# Credit card charges?



## Rayaan

Ive acquired a new natwest reward credit card and despite setting up a direct debit to pay in full, they've taken less than they should have and then charged interest.

Not really come across this before, is it normal behaviour?


----------



## Andyblue

Rayaan said:


> Ive acquired a new natwest reward credit card and despite setting up a direct debit to pay in full, they've taken less than they should have and then charged interest.
> 
> Not really come across this before, is it normal behaviour?


Did you set up a DD for the full amount due each month ? If so, then contact your bank and ask why they've not done this and then ask for the charges back.

If you bank with NatWest as well - they'll easily just pop a credit to cover the charges on your card if they've done wrong...

If you just set up a DD and not specified full amount due, worth looking into what they're going to be doing and ask them to change to full amount...


----------



## Rayaan

Andyblue said:


> Did you set up a DD for the full amount due each month ? If so, then contact your bank and ask why they've not done this and then ask for the charges back.
> 
> If you bank with NatWest as well - they'll easily just pop a credit to cover the charges on your card if they've done wrong...
> 
> If you just set up a DD and not specified full amount due, worth looking into what they're going to be doing and ask them to change to full amount...


Yes so the first month, they took the full amount which was fine. The second month they've taken £6 less than they should have done from HSBC where the DD comes out of. The interest is like 1p but I'm just wondering what they're playing at :lol:


----------



## Andy from Sandy

The DD is a variable amount and the amount is presented by the CC company to your bank for payment.

It can only be a screw up from the CC company unless it is same as the bank. You need to contact CC company not bank.

I can't see the bank arbitrarily pay £6 less than requested unless the funds weren't available to make the payment.


----------



## The Cueball

have you made a purchase for the difference?

sounds like a timing/cut off issue to me down to when they've put the statement through..

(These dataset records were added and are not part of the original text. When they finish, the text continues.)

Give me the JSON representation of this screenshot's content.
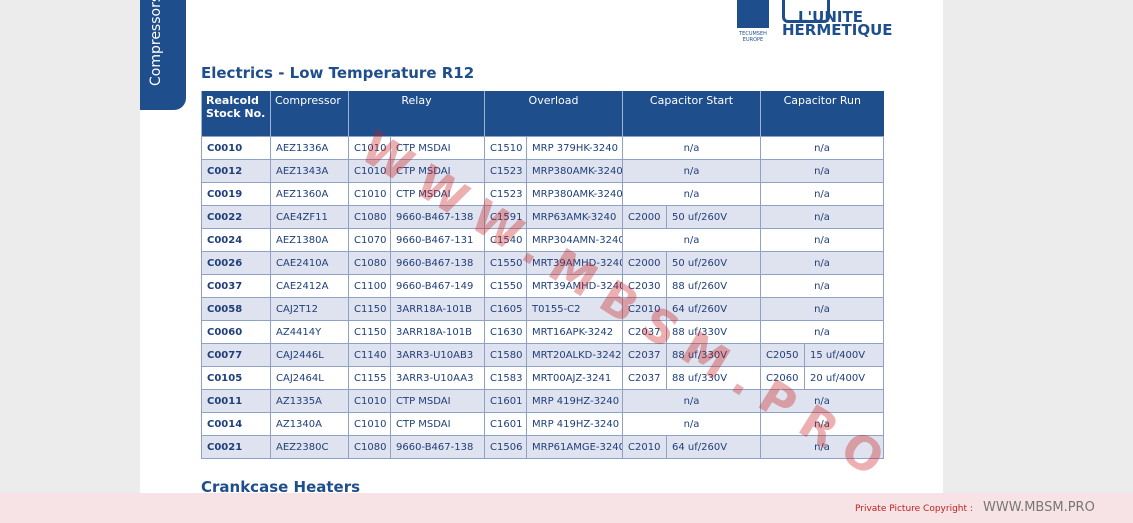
{
  "side_tab": "Compressors",
  "logo": {
    "tecumseh": "TECUMSEH EUROPE",
    "brand_line1": "L'UNITE",
    "brand_line2": "HERMETIQUE"
  },
  "title": "Electrics - Low Temperature R12",
  "table": {
    "headers": [
      "Realcold Stock No.",
      "Compressor",
      "Relay",
      "Overload",
      "Capacitor Start",
      "Capacitor Run"
    ],
    "rows": [
      [
        "C0010",
        "AEZ1336A",
        [
          "C1010",
          "CTP MSDAI"
        ],
        [
          "C1510",
          "MRP 379HK-3240"
        ],
        "n/a",
        "n/a"
      ],
      [
        "C0012",
        "AEZ1343A",
        [
          "C1010",
          "CTP MSDAI"
        ],
        [
          "C1523",
          "MRP380AMK-3240"
        ],
        "n/a",
        "n/a"
      ],
      [
        "C0019",
        "AEZ1360A",
        [
          "C1010",
          "CTP MSDAI"
        ],
        [
          "C1523",
          "MRP380AMK-3240"
        ],
        "n/a",
        "n/a"
      ],
      [
        "C0022",
        "CAE4ZF11",
        [
          "C1080",
          "9660-B467-138"
        ],
        [
          "C1591",
          "MRP63AMK-3240"
        ],
        [
          "C2000",
          "50 uf/260V"
        ],
        "n/a"
      ],
      [
        "C0024",
        "AEZ1380A",
        [
          "C1070",
          "9660-B467-131"
        ],
        [
          "C1540",
          "MRP304AMN-3240"
        ],
        "n/a",
        "n/a"
      ],
      [
        "C0026",
        "CAE2410A",
        [
          "C1080",
          "9660-B467-138"
        ],
        [
          "C1550",
          "MRT39AMHD-3240"
        ],
        [
          "C2000",
          "50 uf/260V"
        ],
        "n/a"
      ],
      [
        "C0037",
        "CAE2412A",
        [
          "C1100",
          "9660-B467-149"
        ],
        [
          "C1550",
          "MRT39AMHD-3240"
        ],
        [
          "C2030",
          "88 uf/260V"
        ],
        "n/a"
      ],
      [
        "C0058",
        "CAJ2T12",
        [
          "C1150",
          "3ARR18A-101B"
        ],
        [
          "C1605",
          "T0155-C2"
        ],
        [
          "C2010",
          "64 uf/260V"
        ],
        "n/a"
      ],
      [
        "C0060",
        "AZ4414Y",
        [
          "C1150",
          "3ARR18A-101B"
        ],
        [
          "C1630",
          "MRT16APK-3242"
        ],
        [
          "C2037",
          "88 uf/330V"
        ],
        "n/a"
      ],
      [
        "C0077",
        "CAJ2446L",
        [
          "C1140",
          "3ARR3-U10AB3"
        ],
        [
          "C1580",
          "MRT20ALKD-3242"
        ],
        [
          "C2037",
          "88 uf/330V"
        ],
        [
          "C2050",
          "15 uf/400V"
        ]
      ],
      [
        "C0105",
        "CAJ2464L",
        [
          "C1155",
          "3ARR3-U10AA3"
        ],
        [
          "C1583",
          "MRT00AJZ-3241"
        ],
        [
          "C2037",
          "88 uf/330V"
        ],
        [
          "C2060",
          "20 uf/400V"
        ]
      ],
      [
        "C0011",
        "AZ1335A",
        [
          "C1010",
          "CTP MSDAI"
        ],
        [
          "C1601",
          "MRP 419HZ-3240"
        ],
        "n/a",
        "n/a"
      ],
      [
        "C0014",
        "AZ1340A",
        [
          "C1010",
          "CTP MSDAI"
        ],
        [
          "C1601",
          "MRP 419HZ-3240"
        ],
        "n/a",
        "n/a"
      ],
      [
        "C0021",
        "AEZ2380C",
        [
          "C1080",
          "9660-B467-138"
        ],
        [
          "C1506",
          "MRP61AMGE-3240"
        ],
        [
          "C2010",
          "64 uf/260V"
        ],
        "n/a"
      ]
    ]
  },
  "next_section": "Crankcase Heaters",
  "watermark": "WWW.MBSM.PRO",
  "footer": {
    "label": "Private Picture Copyright :",
    "site": "WWW.MBSM.PRO"
  }
}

a simple call either way sound sort it out.. :thumb:


----------



## fatdazza

The Cueball said:


> have you made a purchase for the difference?
> 
> sounds like a timing/cut off issue to me down to when they've put the statement through..
> 
> a simple call either way sound sort it out.. :thumb:


Lol - who on here has ever had a simple call with their bank trying to solve a problem :doublesho


----------



## Mikesphotaes

fatdazza said:


> Lol - who on here has ever had a simple call with their bank trying to solve a problem :doublesho


Me, me, me!


----------



## Marve

fatdazza said:


> Lol - who on here has ever had a simple call with their bank trying to solve a problem :doublesho


I've certainly found my bank a lot better at solving my banking issue than a car cleaning forum.


----------



## srhutch

DD's for credit cards are often less due to refunds on the account etc.

Doesn't explain the 1p interest charge though.

As said though the only was you are going to find the answer is to contact you CC company though.


----------



## Bulkhead

Why not just wait until the ful credit-free period is reached and pay the bill? We use a rewards card for everything and just pay the bill on the last day. This way you know the figure as you will have received a bill. It also means you can do what you want with your money to that point. We keep it in a mortgage offset account so basically have between $10-20k offsetting interest each month (it's expensive living in Australia!). Makes a big difference and means you actually get something out of the banks/credit card companies. Never paid interest since we've had it and must have carved a year or so off the mortgage and have a good stack of points.


----------